Listen, you don’t have to live like that.
Pretty much any auto parts store will take used motor oil, which is fairly common knowledge, but it’s not that much harder to find out where brake fluid, coolant, and all the other juices need to go when they go bad.
Start by Googling household waste collections in your area–some towns run events every so often where somebody might even come to your house to take castoff poisons.
Auto fluids are typically considered “household waste” and while they can’t go in your regular trash, your town or a town nearby will have some provision for taking it which I bet you’ll find by searching “your town + waste disposal” or something similar.
Bigger cities will have permanent collection centers for such things. You can start by calling or emailing your town hall, or skip straight to your local sanitation department if you can find its number.
Here in west Los Angeles, about five minutes of cursory research revealed I can take the jar of old brake fluid I just extracted from my Mitsubishi Montero to a placed called the Hyperion Treatment Plant, and lucky me, they’re even open on the weekend.
Now that I know my truck’s got fresh brake fluid I can rest easily knowing not only that I’ll be stopping as well as I can, but also that I can throw out the toxic old fluid legally and ethically without being inconvenienced that much. It feels good!

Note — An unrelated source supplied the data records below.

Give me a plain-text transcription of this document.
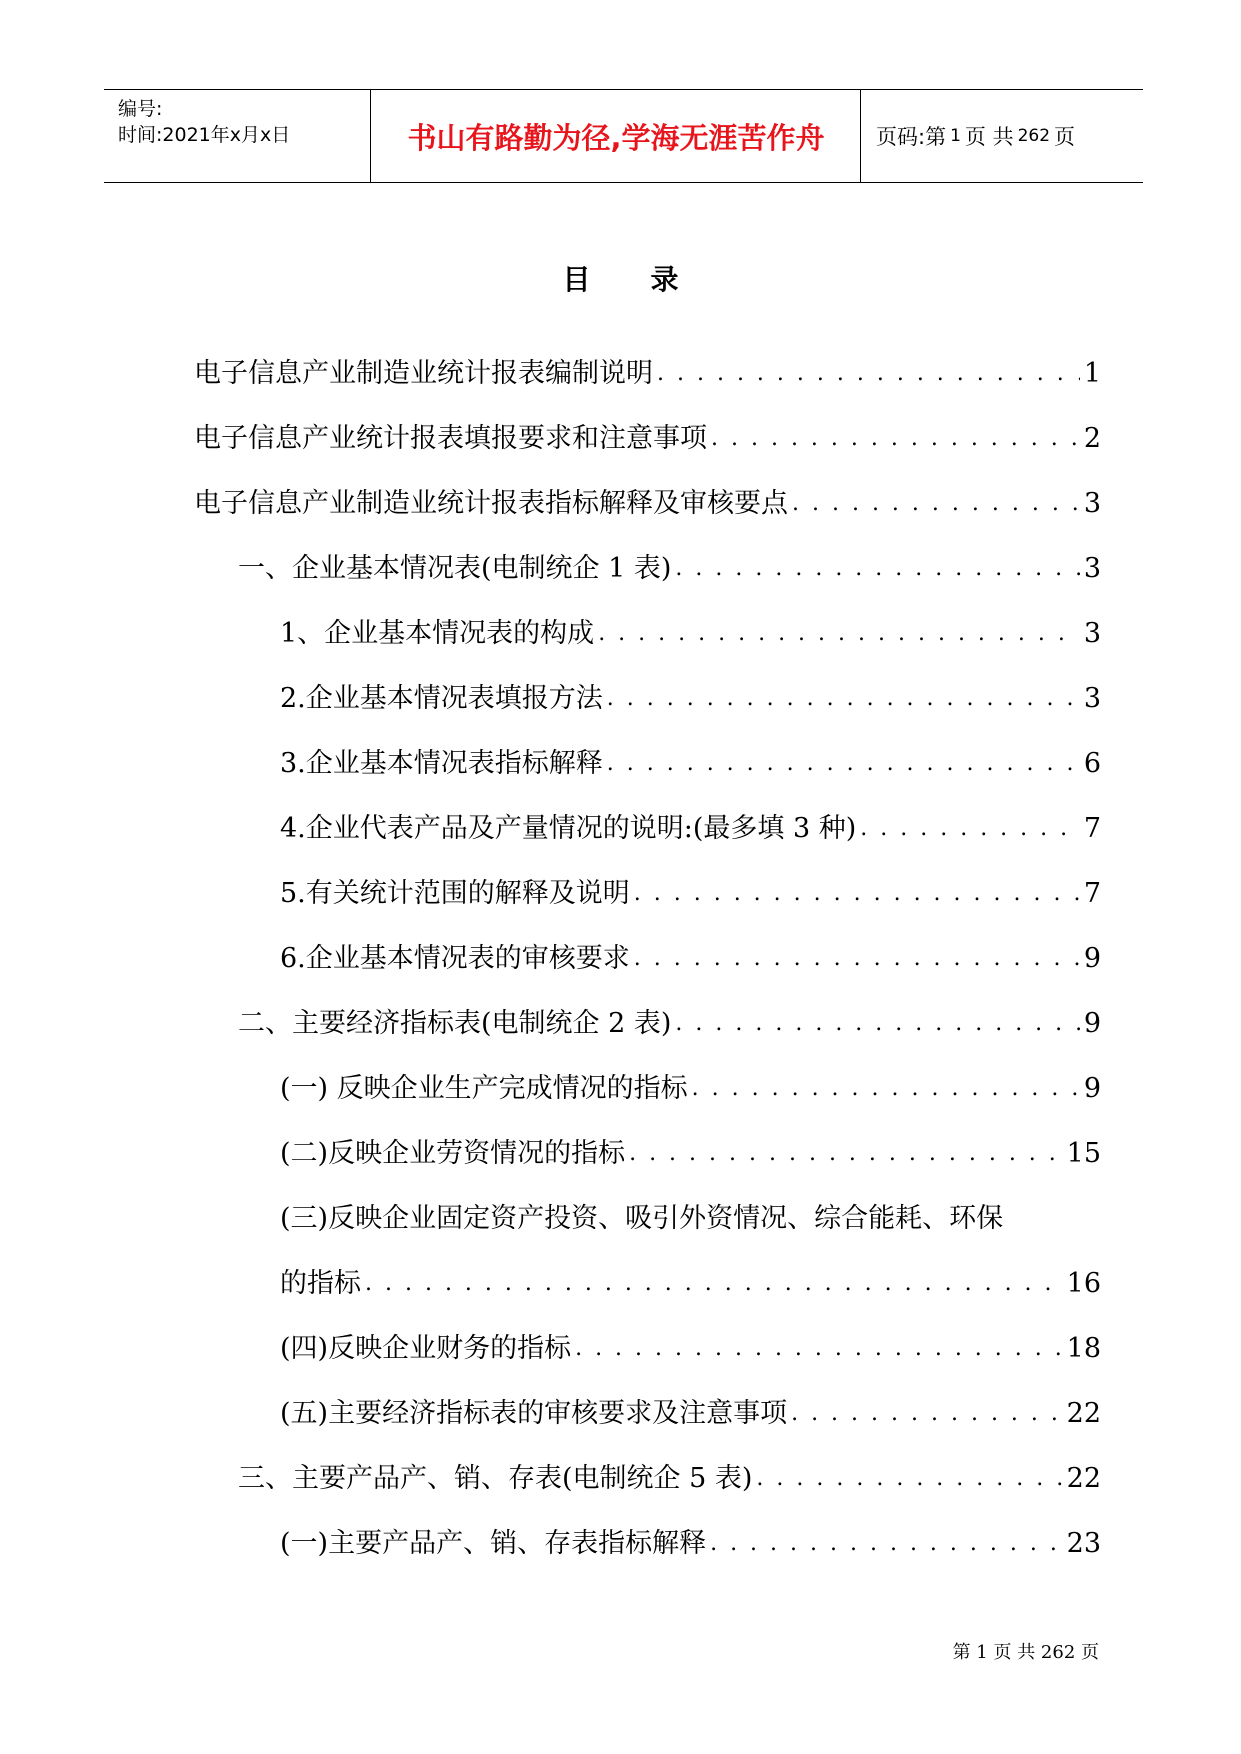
编号:
时间:2021年x月x日	书山有路勤为径,学海无涯苦作舟	页码:第 1 页 共 262 页
目录
电子信息产业制造业统计报表编制说明 . . .	1
电子信息产业统计报表填报要求和注意事项 . . .	2
电子信息产业制造业统计报表指标解释及审核要点 . . .	3
一、企业基本情况表(电制统企 1 表) . . .	3
1、企业基本情况表的构成 . . .	3
2.企业基本情况表填报方法 . . .	3
3.企业基本情况表指标解释 . . .	6
4.企业代表产品及产量情况的说明:(最多填 3 种) . . .	7
5.有关统计范围的解释及说明 . . .	7
6.企业基本情况表的审核要求 . . .	9
二、主要经济指标表(电制统企 2 表) . . .	9
(一) 反映企业生产完成情况的指标 . . .	9
(二)反映企业劳资情况的指标 . . .	15
(三)反映企业固定资产投资、吸引外资情况、综合能耗、环保
的指标 . . .	16
(四)反映企业财务的指标 . . .	18
(五)主要经济指标表的审核要求及注意事项 . . .	22
三、主要产品产、销、存表(电制统企 5 表) . . .	22
(一)主要产品产、销、存表指标解释 . . .	23
第 1 页 共 262 页
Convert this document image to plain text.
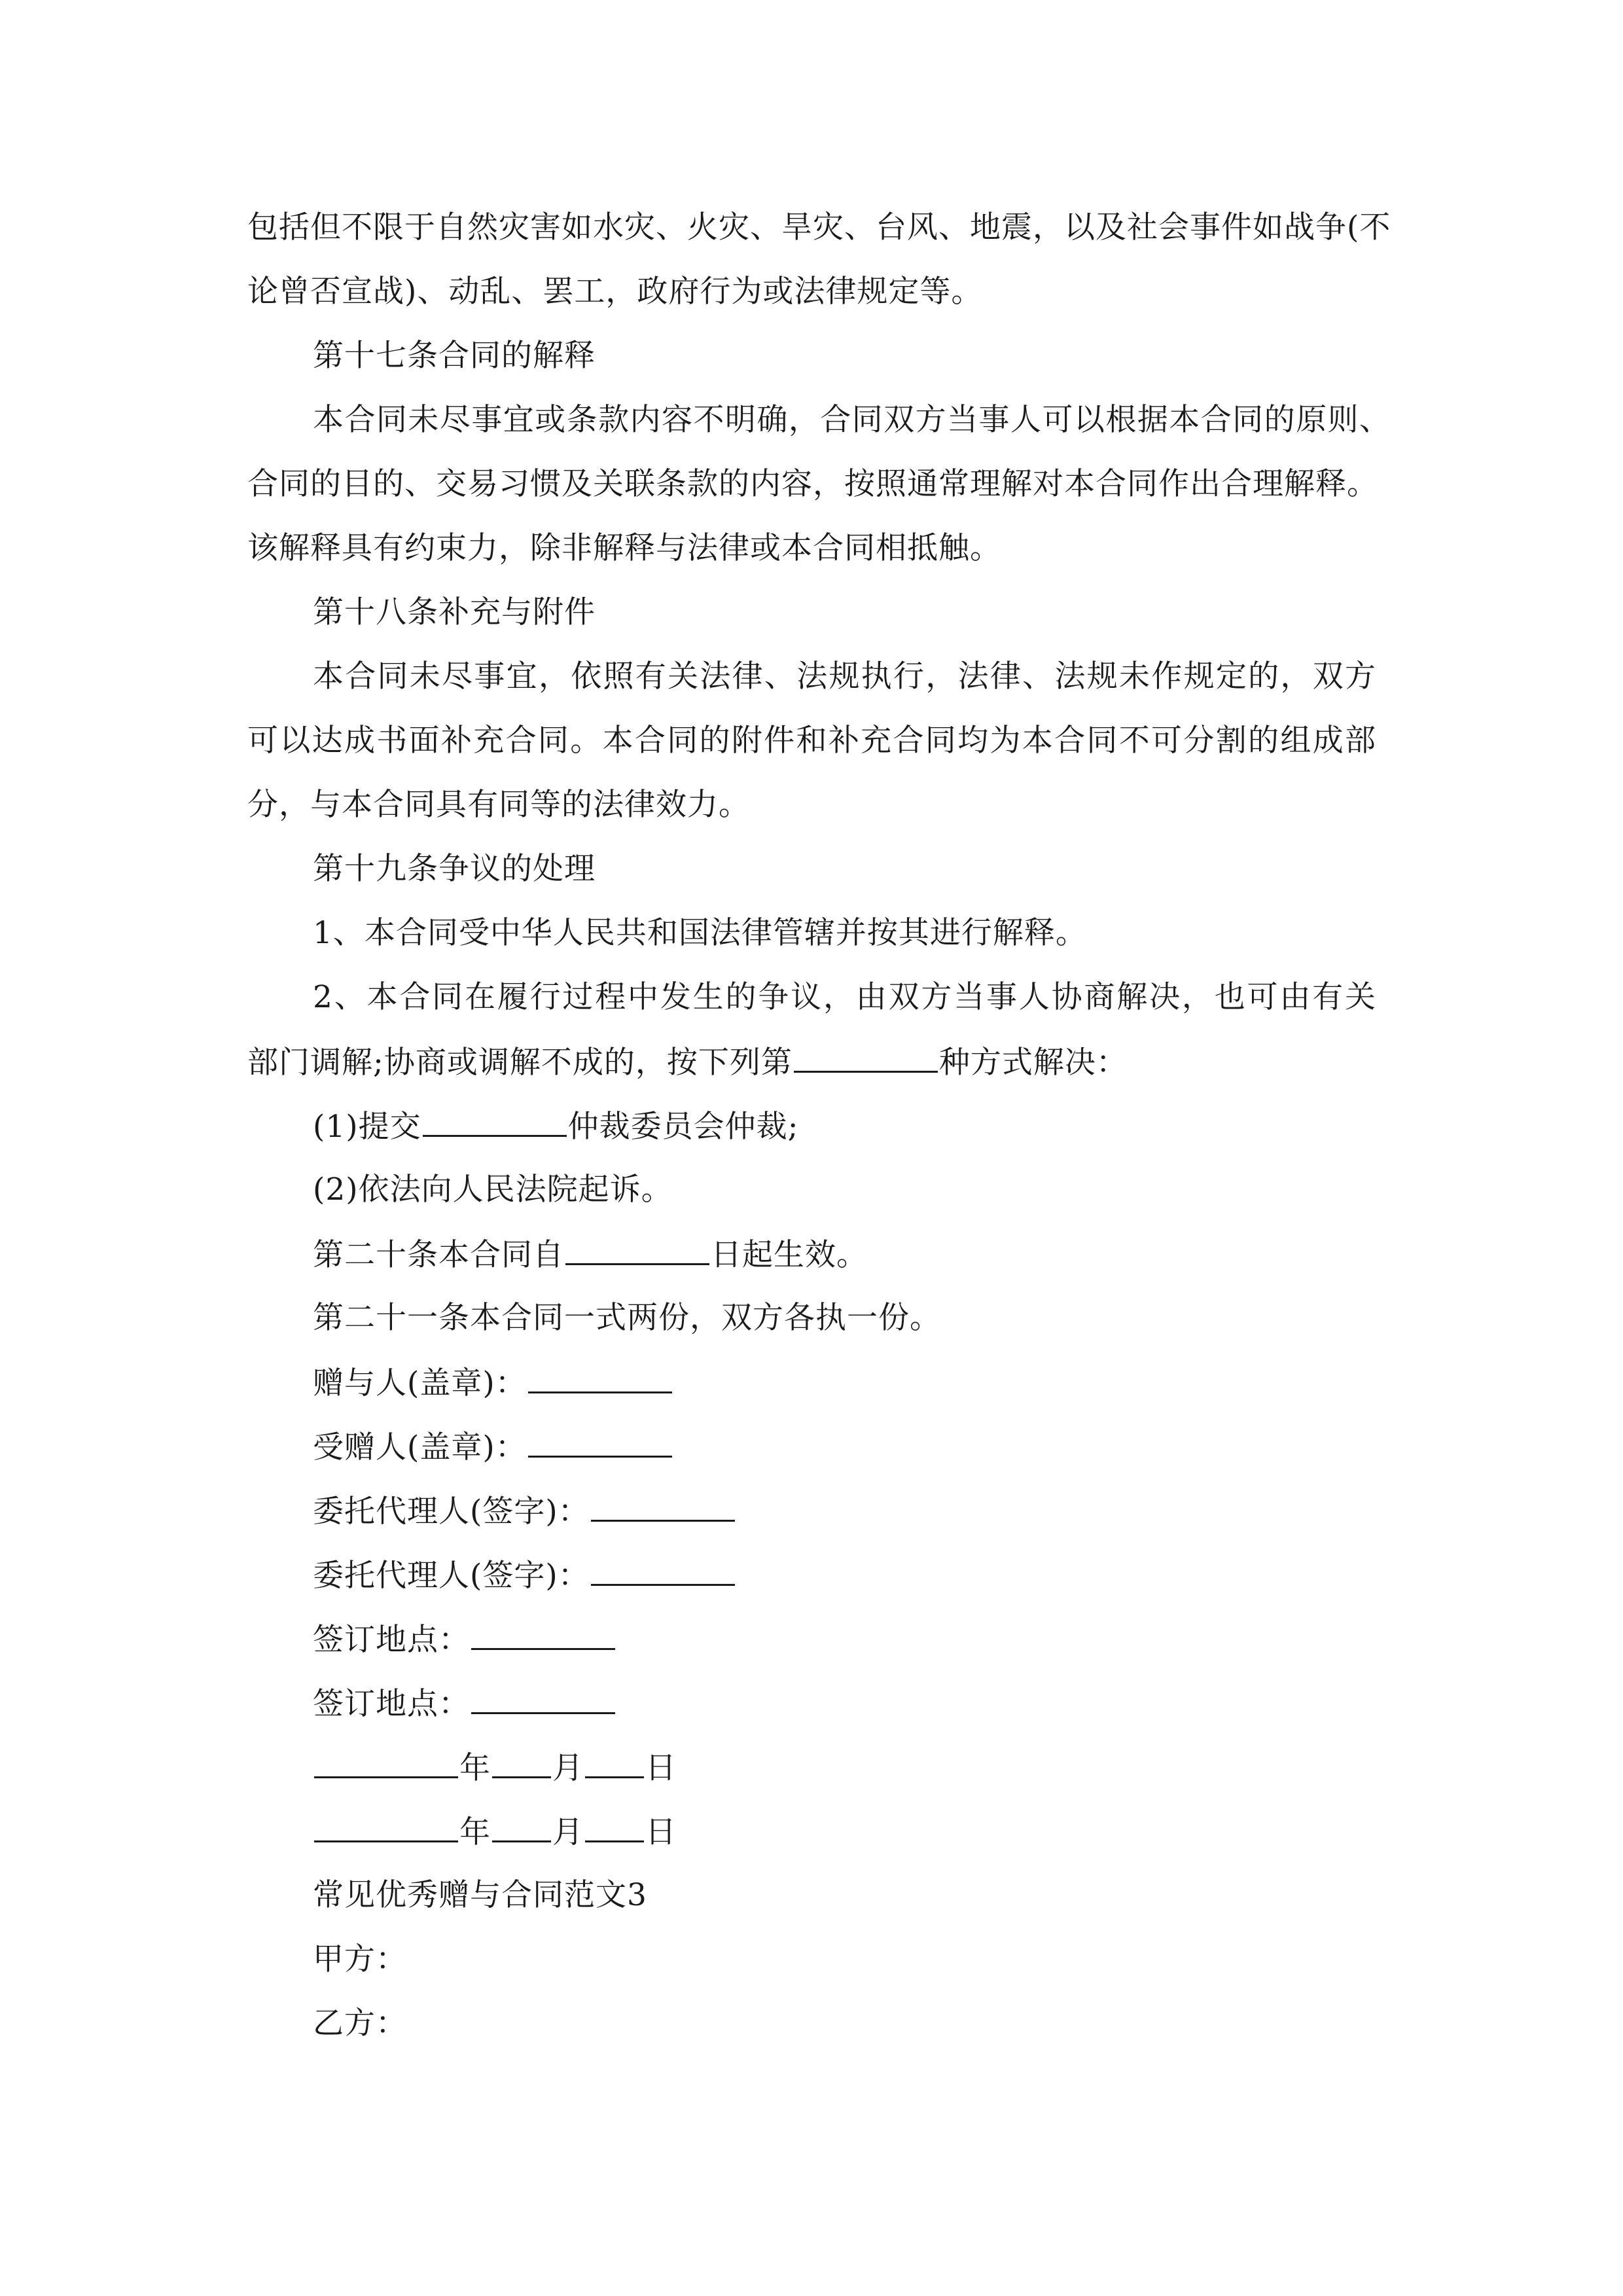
包括但不限于自然灾害如水灾、火灾、旱灾、台风、地震，以及社会事件如战争(不
论曾否宣战)、动乱、罢工，政府行为或法律规定等。
第十七条合同的解释
本合同未尽事宜或条款内容不明确，合同双方当事人可以根据本合同的原则、
合同的目的、交易习惯及关联条款的内容，按照通常理解对本合同作出合理解释。
该解释具有约束力，除非解释与法律或本合同相抵触。
第十八条补充与附件
本合同未尽事宜，依照有关法律、法规执行，法律、法规未作规定的，双方
可以达成书面补充合同。本合同的附件和补充合同均为本合同不可分割的组成部
分，与本合同具有同等的法律效力。
第十九条争议的处理
1、本合同受中华人民共和国法律管辖并按其进行解释。
2、本合同在履行过程中发生的争议，由双方当事人协商解决，也可由有关
部门调解;协商或调解不成的，按下列第	种方式解决：
(1)提交	仲裁委员会仲裁;
(2)依法向人民法院起诉。
第二十条本合同自	日起生效。
第二十一条本合同一式两份，双方各执一份。
赠与人(盖章)：
受赠人(盖章)：
委托代理人(签字)：
委托代理人(签字)：
签订地点：
签订地点：
年 月 日
年 月 日
常见优秀赠与合同范文3
甲方：
乙方：
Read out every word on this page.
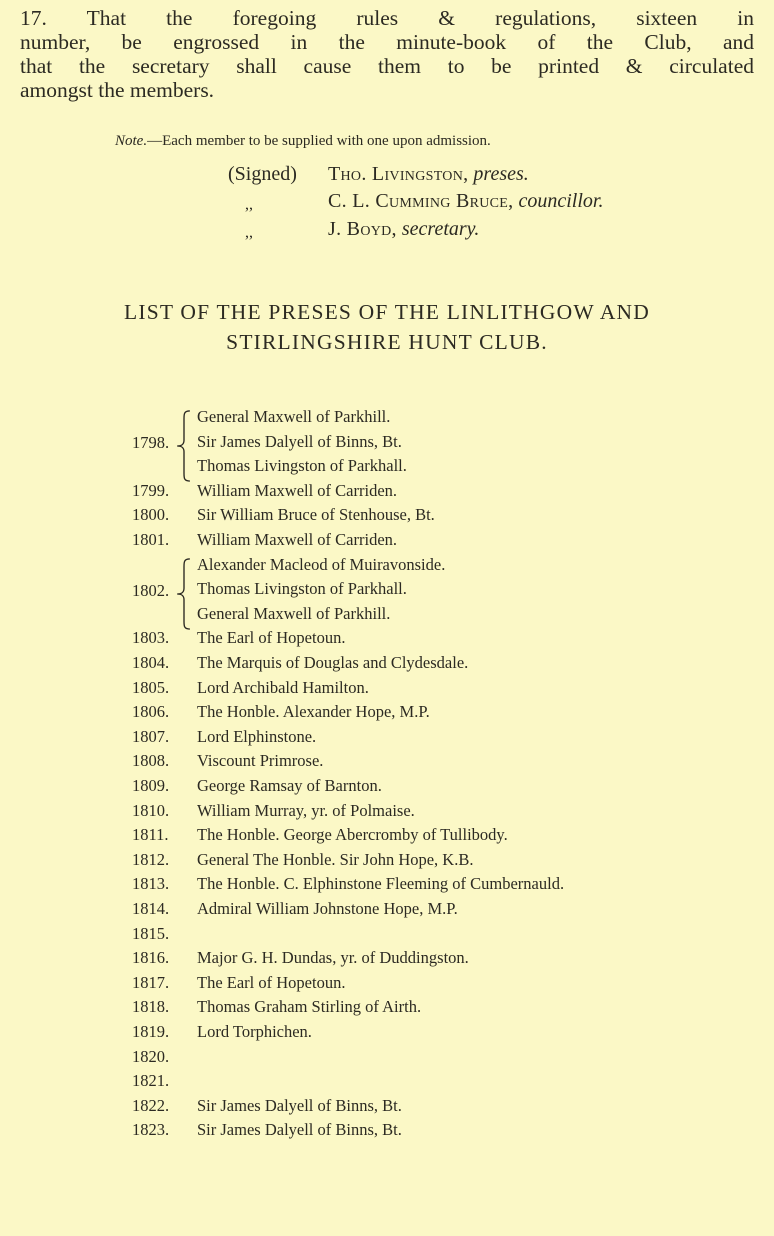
17. That the foregoing rules & regulations, sixteen in
number, be engrossed in the minute-book of the Club, and
that the secretary shall cause them to be printed & circulated
amongst the members.
Note.—Each member to be supplied with one upon admission.
(Signed) Tho. Livingston, preses.
,,	C. L. Cumming Bruce, councillor.
,,	J. Boyd, secretary.
LIST OF THE PRESES OF THE LINLITHGOW AND
STIRLINGSHIRE HUNT CLUB.
1798.
General Maxwell of Parkhill.
Sir James Dalyell of Binns, Bt.
Thomas Livingston of Parkhall.
1799. William Maxwell of Carriden.
1800. Sir William Bruce of Stenhouse, Bt.
1801. William Maxwell of Carriden.
1802.
Alexander Macleod of Muiravonside.
Thomas Livingston of Parkhall.
General Maxwell of Parkhill.
1803. The Earl of Hopetoun.
1804. The Marquis of Douglas and Clydesdale.
1805. Lord Archibald Hamilton.
1806. The Honble. Alexander Hope, M.P.
1807. Lord Elphinstone.
1808. Viscount Primrose.
1809. George Ramsay of Barnton.
1810. William Murray, yr. of Polmaise.
1811. The Honble. George Abercromby of Tullibody.
1812. General The Honble. Sir John Hope, K.B.
1813. The Honble. C. Elphinstone Fleeming of Cumbernauld.
1814. Admiral William Johnstone Hope, M.P.
1815.
1816. Major G. H. Dundas, yr. of Duddingston.
1817. The Earl of Hopetoun.
1818. Thomas Graham Stirling of Airth.
1819. Lord Torphichen.
1820.
1821.
1822. Sir James Dalyell of Binns, Bt.
1823. Sir James Dalyell of Binns, Bt.
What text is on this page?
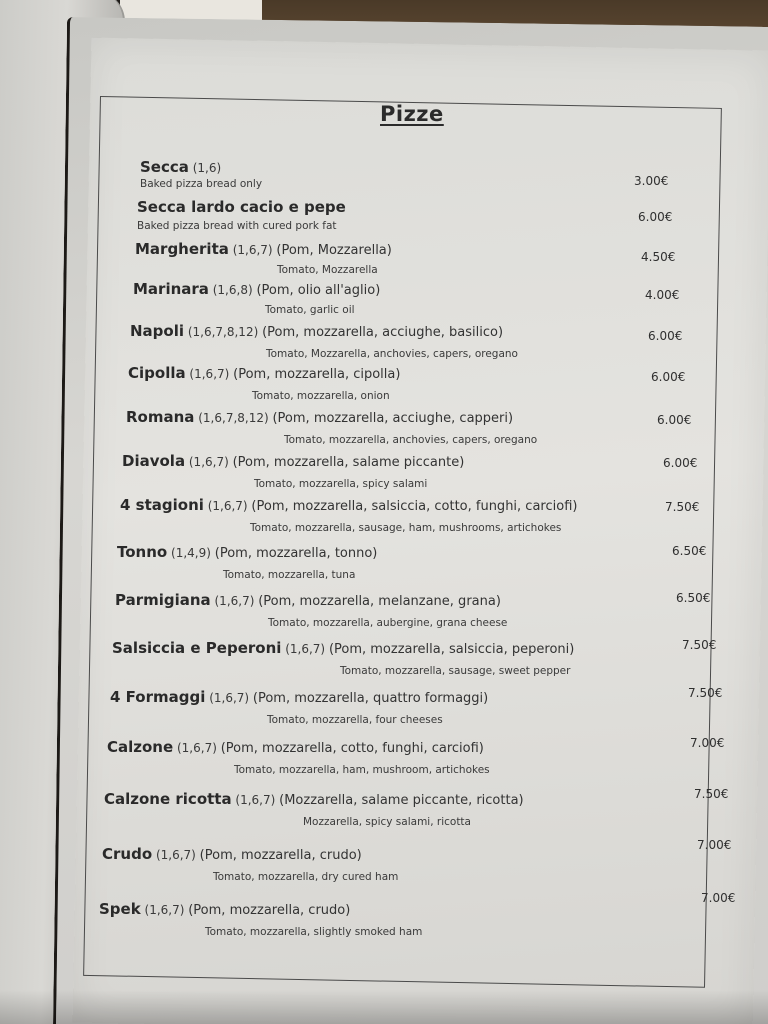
Pizze
Secca (1,6)
Baked pizza bread only	3.00€
Secca lardo cacio e pepe
Baked pizza bread with cured pork fat
6.00€
Margherita (1,6,7) (Pom, Mozzarella)
Tomato, Mozzarella
4.50€
Marinara (1,6,8) (Pom, olio all'aglio)
Tomato, garlic oil
4.00€
Napoli (1,6,7,8,12) (Pom, mozzarella, acciughe, basilico)
Tomato, Mozzarella, anchovies, capers, oregano
6.00€
Cipolla (1,6,7) (Pom, mozzarella, cipolla)
Tomato, mozzarella, onion
6.00€
Romana (1,6,7,8,12) (Pom, mozzarella, acciughe, capperi)
Tomato, mozzarella, anchovies, capers, oregano
6.00€
Diavola (1,6,7) (Pom, mozzarella, salame piccante)
Tomato, mozzarella, spicy salami
6.00€
4 stagioni (1,6,7) (Pom, mozzarella, salsiccia, cotto, funghi, carciofi)
Tomato, mozzarella, sausage, ham, mushrooms, artichokes
7.50€
Tonno (1,4,9) (Pom, mozzarella, tonno)
Tomato, mozzarella, tuna
6.50€
Parmigiana (1,6,7) (Pom, mozzarella, melanzane, grana)
Tomato, mozzarella, aubergine, grana cheese
6.50€
Salsiccia e Peperoni (1,6,7) (Pom, mozzarella, salsiccia, peperoni)
Tomato, mozzarella, sausage, sweet pepper
7.50€
4 Formaggi (1,6,7) (Pom, mozzarella, quattro formaggi)
Tomato, mozzarella, four cheeses
7.50€
Calzone (1,6,7) (Pom, mozzarella, cotto, funghi, carciofi)
Tomato, mozzarella, ham, mushroom, artichokes
7.00€
Calzone ricotta (1,6,7) (Mozzarella, salame piccante, ricotta)
Mozzarella, spicy salami, ricotta
7.50€
Crudo (1,6,7) (Pom, mozzarella, crudo)
Tomato, mozzarella, dry cured ham
7.00€
Spek (1,6,7) (Pom, mozzarella, crudo)
Tomato, mozzarella, slightly smoked ham
7.00€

You might hear about people pouring waste fluids down drains and into holes dug in yards. You may also realize that you can just leave some of this stuff out to evaporate. I don’t have any proof that government disposal centers really do anything “better” for the environment than that, but I’ve got a pretty strong hunch they’re not, say, harvesting these fluids and using them for mind-control devices or sending them up to HAARP.
If nothing else, disposing of your chemicals the right way makes all auto enthusiasts look good. Dumping it in a big puddle behind your house makes us look like greasy cretins. Do it for us!